The Shishigatani incident (鹿ケ谷事件, Shishigatani jiken, 鹿ヶ谷の陰謀, Shishigatani no inbou) of June 1177 was a failed uprising against the rule of Taira no Kiyomori in Japan. The conspiracy was discovered, and its perpetrators arrested and punished before any part of their plan was put into action.

The incident is also known in Japanese as Shishigatani no Inbō (鹿ケ谷の陰謀), the Shishigatani Conspiracy or Plot. The name comes from the location where the conspirators met, a mountain villa belonging to Jōken Hōin, in the Shishi Valley (Shishigatani) in the Higashiyama area of Kyoto.

==Background==
This is the most famous of a number of conspiracies and uprisings against Kiyomori. He rose quickly to power in the 1160s and dominated rather than guided the Imperial Court, taking advantage of his position to install members of his own family into high court positions, and marrying them into the Imperial family. In a number of ways, and on a number of occasions, he offended and opposed the cloistered Emperor Go-Shirakawa and the Fujiwara family of court nobles and regents.

==Incident==
Fujiwara no Narichika, his son Fujiwara no Naritsune, Saikō (the religious name of Fujiwara no Moromitsu), Taira no Yasuyori (Hei-Hogan, or Taira police lieutenant), Tada no Kurando Yukitsuna (a Genji from Settsu province), and the monk Shunkan gathered, along with others, in a small country villa in Shishigatani, to conspire against Kiyomori and the Taira clan as a whole.

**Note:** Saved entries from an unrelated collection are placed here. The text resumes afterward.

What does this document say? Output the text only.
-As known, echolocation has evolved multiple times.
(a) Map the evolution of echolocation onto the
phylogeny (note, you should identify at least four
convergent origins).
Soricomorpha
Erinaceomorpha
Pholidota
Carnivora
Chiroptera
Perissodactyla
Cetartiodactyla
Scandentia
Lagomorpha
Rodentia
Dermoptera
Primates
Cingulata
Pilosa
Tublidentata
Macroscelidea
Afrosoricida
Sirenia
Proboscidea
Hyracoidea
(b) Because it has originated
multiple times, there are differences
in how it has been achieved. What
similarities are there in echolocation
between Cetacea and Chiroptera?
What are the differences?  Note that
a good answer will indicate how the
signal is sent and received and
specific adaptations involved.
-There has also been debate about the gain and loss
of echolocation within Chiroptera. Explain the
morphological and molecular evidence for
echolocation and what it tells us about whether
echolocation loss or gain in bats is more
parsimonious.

However, Tada Yukitsuna was a spy for Kiyomori, and reported the conspiracy to his lord. Saikō, a monk, was tortured and then executed, angering monastic groups already opposed to his considerable secular authority. Kiyomori then rebuked Emperor Go-Shirakawa, who had been aware of the plot, seized a number of mansions belonging to the Fujiwara, and dismissed a number of officials from office, including Regent Fujiwara no Motofusa. He then filled the vacated Court positions with members of his own family. Shunkan, Yasuyori, and Naritsune were exiled to a remote island south of Kyūshū called "Kikai Island", which has been identified with at least three different islands.

==Cultural references==
The events, and their consequences, are related in the classical epic Heike monogatari, and in a number of derivative works such as the Noh play Shunkan and the jōruri (puppet theater) production Heike Nyogo-ga-Shima which concern themselves with the exiles on Kikai-ga-shima.